Closed IJzerbaard closed 4 years ago
Hey @IJzerbaard , thanks for the PR!
I've been actually investigating the xor vs mul myself. I've been finding that in a number of cases, the optimizer actually decides for itself to replace the mul with an xor(-0, _). There are actually a couple cases where I've used an xor before checking the assembly and realizing this. I'm aware that xor has a 1-cycle latency I believe, but as you point out, it can reduce opportunities for FMA-contraction.
That said, the benchmark should be the source of truth, so I'll try running your PR with the benchmark later today to see what effect there is, so thanks so much!
This also reminds me, I have a few scripts locally to set up a locally running compiler explorer (godbolt) to easily check the disassembly generated. I should clean that up to make it easier for contributors such as yourself.

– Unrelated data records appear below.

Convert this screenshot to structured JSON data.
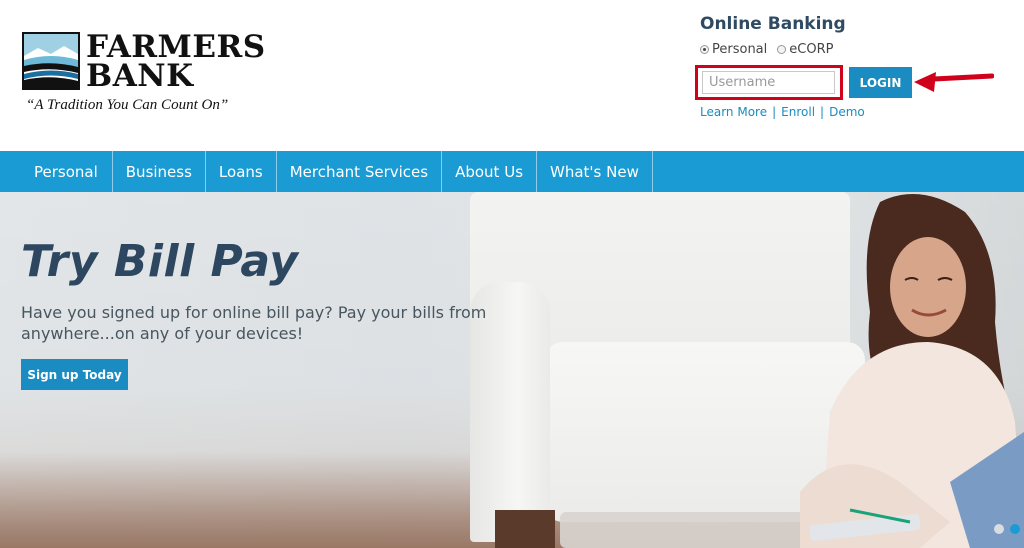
{
  "logo": {
    "word1": "FARMERS",
    "word2": "BANK",
    "tagline": "“A Tradition You Can Count On”"
  },
  "online_banking": {
    "title": "Online Banking",
    "radio_personal": "Personal",
    "radio_ecorp": "eCORP",
    "selected": "Personal",
    "username_placeholder": "Username",
    "username_value": "",
    "login_label": "LOGIN",
    "links": [
      "Learn More",
      "Enroll",
      "Demo"
    ],
    "link_separator": "|"
  },
  "nav": {
    "items": [
      "Personal",
      "Business",
      "Loans",
      "Merchant Services",
      "About Us",
      "What's New"
    ]
  },
  "hero": {
    "title": "Try Bill Pay",
    "text": "Have you signed up for online bill pay? Pay your bills from anywhere...on any of your devices!",
    "button": "Sign up Today",
    "slide_count": 2,
    "active_slide": 2
  },
  "colors": {
    "accent": "#1a9bd3",
    "button": "#1a8cc1",
    "title": "#2e4760",
    "highlight": "#d0021b"
  }
}
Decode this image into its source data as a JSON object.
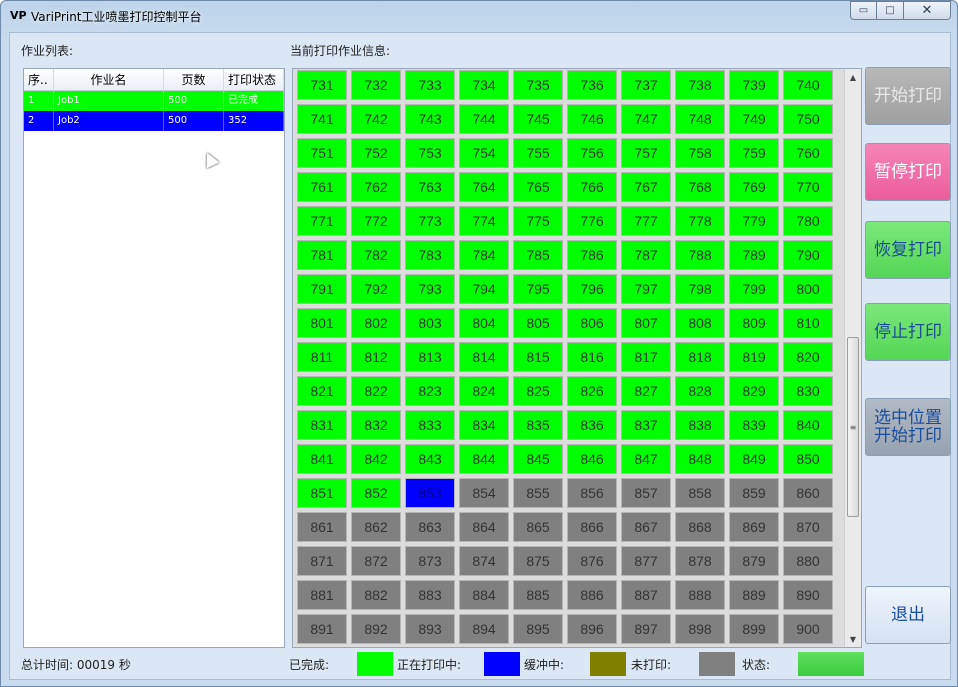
{
  "window": {
    "title": "VariPrint工业喷墨打印控制平台",
    "icon_text": "VP",
    "controls": {
      "minimize": "▭",
      "maximize": "□",
      "close": "✕"
    }
  },
  "jobs_panel": {
    "label": "作业列表:",
    "columns": [
      "序..",
      "作业名",
      "页数",
      "打印状态"
    ],
    "rows": [
      {
        "index": "1",
        "name": "Job1",
        "pages": "500",
        "status": "已完成",
        "color": "#00ff00"
      },
      {
        "index": "2",
        "name": "Job2",
        "pages": "500",
        "status": "352",
        "color": "#0000ff"
      }
    ]
  },
  "print_info": {
    "label": "当前打印作业信息:",
    "cells": [
      {
        "n": "731",
        "s": "done"
      },
      {
        "n": "732",
        "s": "done"
      },
      {
        "n": "733",
        "s": "done"
      },
      {
        "n": "734",
        "s": "done"
      },
      {
        "n": "735",
        "s": "done"
      },
      {
        "n": "736",
        "s": "done"
      },
      {
        "n": "737",
        "s": "done"
      },
      {
        "n": "738",
        "s": "done"
      },
      {
        "n": "739",
        "s": "done"
      },
      {
        "n": "740",
        "s": "done"
      },
      {
        "n": "741",
        "s": "done"
      },
      {
        "n": "742",
        "s": "done"
      },
      {
        "n": "743",
        "s": "done"
      },
      {
        "n": "744",
        "s": "done"
      },
      {
        "n": "745",
        "s": "done"
      },
      {
        "n": "746",
        "s": "done"
      },
      {
        "n": "747",
        "s": "done"
      },
      {
        "n": "748",
        "s": "done"
      },
      {
        "n": "749",
        "s": "done"
      },
      {
        "n": "750",
        "s": "done"
      },
      {
        "n": "751",
        "s": "done"
      },
      {
        "n": "752",
        "s": "done"
      },
      {
        "n": "753",
        "s": "done"
      },
      {
        "n": "754",
        "s": "done"
      },
      {
        "n": "755",
        "s": "done"
      },
      {
        "n": "756",
        "s": "done"
      },
      {
        "n": "757",
        "s": "done"
      },
      {
        "n": "758",
        "s": "done"
      },
      {
        "n": "759",
        "s": "done"
      },
      {
        "n": "760",
        "s": "done"
      },
      {
        "n": "761",
        "s": "done"
      },
      {
        "n": "762",
        "s": "done"
      },
      {
        "n": "763",
        "s": "done"
      },
      {
        "n": "764",
        "s": "done"
      },
      {
        "n": "765",
        "s": "done"
      },
      {
        "n": "766",
        "s": "done"
      },
      {
        "n": "767",
        "s": "done"
      },
      {
        "n": "768",
        "s": "done"
      },
      {
        "n": "769",
        "s": "done"
      },
      {
        "n": "770",
        "s": "done"
      },
      {
        "n": "771",
        "s": "done"
      },
      {
        "n": "772",
        "s": "done"
      },
      {
        "n": "773",
        "s": "done"
      },
      {
        "n": "774",
        "s": "done"
      },
      {
        "n": "775",
        "s": "done"
      },
      {
        "n": "776",
        "s": "done"
      },
      {
        "n": "777",
        "s": "done"
      },
      {
        "n": "778",
        "s": "done"
      },
      {
        "n": "779",
        "s": "done"
      },
      {
        "n": "780",
        "s": "done"
      },
      {
        "n": "781",
        "s": "done"
      },
      {
        "n": "782",
        "s": "done"
      },
      {
        "n": "783",
        "s": "done"
      },
      {
        "n": "784",
        "s": "done"
      },
      {
        "n": "785",
        "s": "done"
      },
      {
        "n": "786",
        "s": "done"
      },
      {
        "n": "787",
        "s": "done"
      },
      {
        "n": "788",
        "s": "done"
      },
      {
        "n": "789",
        "s": "done"
      },
      {
        "n": "790",
        "s": "done"
      },
      {
        "n": "791",
        "s": "done"
      },
      {
        "n": "792",
        "s": "done"
      },
      {
        "n": "793",
        "s": "done"
      },
      {
        "n": "794",
        "s": "done"
      },
      {
        "n": "795",
        "s": "done"
      },
      {
        "n": "796",
        "s": "done"
      },
      {
        "n": "797",
        "s": "done"
      },
      {
        "n": "798",
        "s": "done"
      },
      {
        "n": "799",
        "s": "done"
      },
      {
        "n": "800",
        "s": "done"
      },
      {
        "n": "801",
        "s": "done"
      },
      {
        "n": "802",
        "s": "done"
      },
      {
        "n": "803",
        "s": "done"
      },
      {
        "n": "804",
        "s": "done"
      },
      {
        "n": "805",
        "s": "done"
      },
      {
        "n": "806",
        "s": "done"
      },
      {
        "n": "807",
        "s": "done"
      },
      {
        "n": "808",
        "s": "done"
      },
      {
        "n": "809",
        "s": "done"
      },
      {
        "n": "810",
        "s": "done"
      },
      {
        "n": "811",
        "s": "done"
      },
      {
        "n": "812",
        "s": "done"
      },
      {
        "n": "813",
        "s": "done"
      },
      {
        "n": "814",
        "s": "done"
      },
      {
        "n": "815",
        "s": "done"
      },
      {
        "n": "816",
        "s": "done"
      },
      {
        "n": "817",
        "s": "done"
      },
      {
        "n": "818",
        "s": "done"
      },
      {
        "n": "819",
        "s": "done"
      },
      {
        "n": "820",
        "s": "done"
      },
      {
        "n": "821",
        "s": "done"
      },
      {
        "n": "822",
        "s": "done"
      },
      {
        "n": "823",
        "s": "done"
      },
      {
        "n": "824",
        "s": "done"
      },
      {
        "n": "825",
        "s": "done"
      },
      {
        "n": "826",
        "s": "done"
      },
      {
        "n": "827",
        "s": "done"
      },
      {
        "n": "828",
        "s": "done"
      },
      {
        "n": "829",
        "s": "done"
      },
      {
        "n": "830",
        "s": "done"
      },
      {
        "n": "831",
        "s": "done"
      },
      {
        "n": "832",
        "s": "done"
      },
      {
        "n": "833",
        "s": "done"
      },
      {
        "n": "834",
        "s": "done"
      },
      {
        "n": "835",
        "s": "done"
      },
      {
        "n": "836",
        "s": "done"
      },
      {
        "n": "837",
        "s": "done"
      },
      {
        "n": "838",
        "s": "done"
      },
      {
        "n": "839",
        "s": "done"
      },
      {
        "n": "840",
        "s": "done"
      },
      {
        "n": "841",
        "s": "done"
      },
      {
        "n": "842",
        "s": "done"
      },
      {
        "n": "843",
        "s": "done"
      },
      {
        "n": "844",
        "s": "done"
      },
      {
        "n": "845",
        "s": "done"
      },
      {
        "n": "846",
        "s": "done"
      },
      {
        "n": "847",
        "s": "done"
      },
      {
        "n": "848",
        "s": "done"
      },
      {
        "n": "849",
        "s": "done"
      },
      {
        "n": "850",
        "s": "done"
      },
      {
        "n": "851",
        "s": "done"
      },
      {
        "n": "852",
        "s": "done"
      },
      {
        "n": "853",
        "s": "printing"
      },
      {
        "n": "854",
        "s": "status"
      },
      {
        "n": "855",
        "s": "status"
      },
      {
        "n": "856",
        "s": "status"
      },
      {
        "n": "857",
        "s": "status"
      },
      {
        "n": "858",
        "s": "status"
      },
      {
        "n": "859",
        "s": "status"
      },
      {
        "n": "860",
        "s": "status"
      },
      {
        "n": "861",
        "s": "status"
      },
      {
        "n": "862",
        "s": "status"
      },
      {
        "n": "863",
        "s": "status"
      },
      {
        "n": "864",
        "s": "status"
      },
      {
        "n": "865",
        "s": "status"
      },
      {
        "n": "866",
        "s": "status"
      },
      {
        "n": "867",
        "s": "status"
      },
      {
        "n": "868",
        "s": "status"
      },
      {
        "n": "869",
        "s": "status"
      },
      {
        "n": "870",
        "s": "status"
      },
      {
        "n": "871",
        "s": "status"
      },
      {
        "n": "872",
        "s": "status"
      },
      {
        "n": "873",
        "s": "status"
      },
      {
        "n": "874",
        "s": "status"
      },
      {
        "n": "875",
        "s": "status"
      },
      {
        "n": "876",
        "s": "status"
      },
      {
        "n": "877",
        "s": "status"
      },
      {
        "n": "878",
        "s": "status"
      },
      {
        "n": "879",
        "s": "status"
      },
      {
        "n": "880",
        "s": "status"
      },
      {
        "n": "881",
        "s": "status"
      },
      {
        "n": "882",
        "s": "status"
      },
      {
        "n": "883",
        "s": "status"
      },
      {
        "n": "884",
        "s": "status"
      },
      {
        "n": "885",
        "s": "status"
      },
      {
        "n": "886",
        "s": "status"
      },
      {
        "n": "887",
        "s": "status"
      },
      {
        "n": "888",
        "s": "status"
      },
      {
        "n": "889",
        "s": "status"
      },
      {
        "n": "890",
        "s": "status"
      },
      {
        "n": "891",
        "s": "status"
      },
      {
        "n": "892",
        "s": "status"
      },
      {
        "n": "893",
        "s": "status"
      },
      {
        "n": "894",
        "s": "status"
      },
      {
        "n": "895",
        "s": "status"
      },
      {
        "n": "896",
        "s": "status"
      },
      {
        "n": "897",
        "s": "status"
      },
      {
        "n": "898",
        "s": "status"
      },
      {
        "n": "899",
        "s": "status"
      },
      {
        "n": "900",
        "s": "status"
      }
    ]
  },
  "buttons": {
    "start": "开始打印",
    "pause": "暂停打印",
    "resume": "恢复打印",
    "stop": "停止打印",
    "start_from_selected": "选中位置\n开始打印",
    "exit": "退出"
  },
  "footer": {
    "total_time": "总计时间: 00019 秒",
    "legend": {
      "done": "已完成:",
      "printing": "正在打印中:",
      "buffering": "缓冲中:",
      "not_printed": "未打印:",
      "status": "状态:"
    }
  },
  "colors": {
    "done": "#00ff00",
    "printing": "#0000ff",
    "buffering": "#808000",
    "status": "#808080",
    "status_indicator": "#44dd44",
    "btn_disabled": "#a8a8a8",
    "btn_pause": "#f06fa8",
    "btn_active": "#6be06b",
    "btn_selected": "#a0aab8",
    "btn_exit": "#dce8f6"
  }
}
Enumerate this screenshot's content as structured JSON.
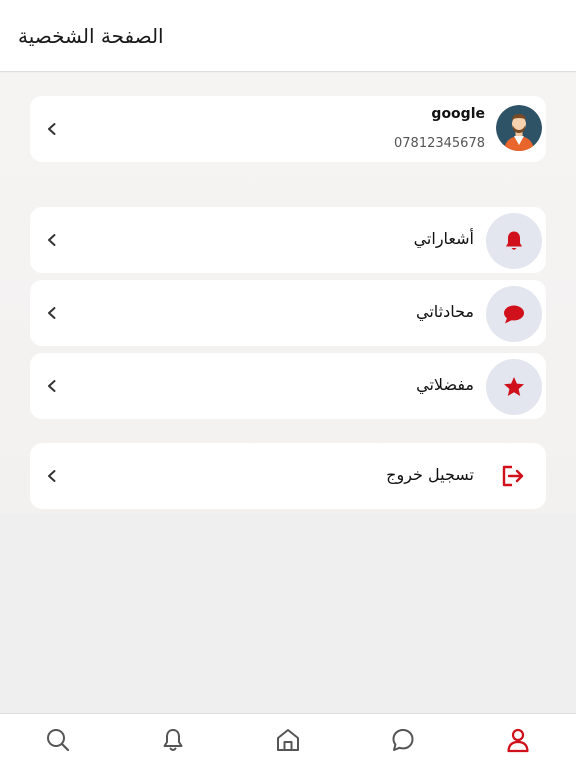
{
  "header": {
    "title": "الصفحة الشخصية"
  },
  "profile": {
    "name": "google",
    "phone": "07812345678"
  },
  "menu": [
    {
      "label": "أشعاراتي",
      "icon": "bell-icon"
    },
    {
      "label": "محادثاتي",
      "icon": "chat-bubble-icon"
    },
    {
      "label": "مفضلاتي",
      "icon": "star-icon"
    }
  ],
  "logout": {
    "label": "تسجيل خروج",
    "icon": "logout-icon"
  },
  "tabbar": {
    "tabs": [
      "search-icon",
      "bell-icon",
      "home-icon",
      "chat-bubble-icon",
      "user-icon"
    ],
    "active": "user-icon"
  },
  "colors": {
    "accent": "#d0111b",
    "icon_bg": "#e3e6ee",
    "inactive": "#555555"
  }
}
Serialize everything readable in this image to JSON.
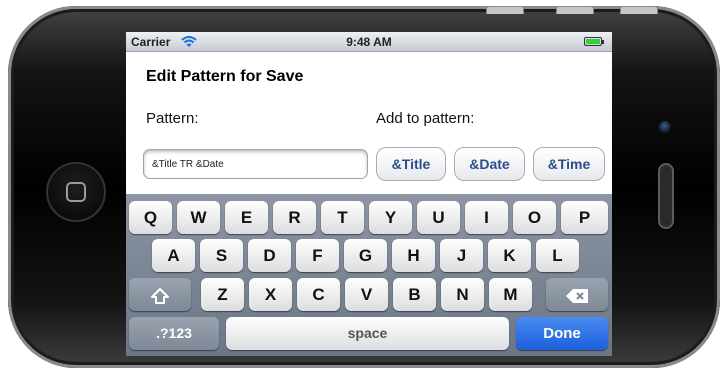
{
  "status_bar": {
    "carrier": "Carrier",
    "time": "9:48 AM"
  },
  "screen": {
    "title": "Edit Pattern for Save",
    "pattern_label": "Pattern:",
    "add_label": "Add to pattern:",
    "pattern_value": "&Title TR &Date",
    "tokens": [
      "&Title",
      "&Date",
      "&Time"
    ]
  },
  "keyboard": {
    "row1": [
      "Q",
      "W",
      "E",
      "R",
      "T",
      "Y",
      "U",
      "I",
      "O",
      "P"
    ],
    "row2": [
      "A",
      "S",
      "D",
      "F",
      "G",
      "H",
      "J",
      "K",
      "L"
    ],
    "row3": [
      "Z",
      "X",
      "C",
      "V",
      "B",
      "N",
      "M"
    ],
    "numbers_key": ".?123",
    "space_key": "space",
    "done_key": "Done",
    "shift_icon": "shift-icon",
    "backspace_icon": "backspace-icon"
  }
}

FYI @IJzerbaard I ended up checking the assembly and I noticed that not all compilers found the optimization as I expected so I think you were onto something. I was actually in the middle of a big memory layout refactor (which allowed me to eliminate some instructions) and I incorporated your changes as well as a bunch of others here. Thanks again for the PR!
Usage of mulps to negate can be replaced with xorps, which can execute on more ports (SKL and newer), and has a lower latency.
Usage of mulss by zero to zero out just the lowest lane can be replaced by blendps, which can execute on more ports (Haswell and newer) and has a lower latency.
I couldn't get the benchmark project to work, otherwise I would have shown those results.. usually these changes help, but there is a slight danger in changing multiply-by-negative-1 to xor-by-negative-zero that it reduces opportunities for FMA-contraction. As far as I know, changing mulss to blendps should just be universally good.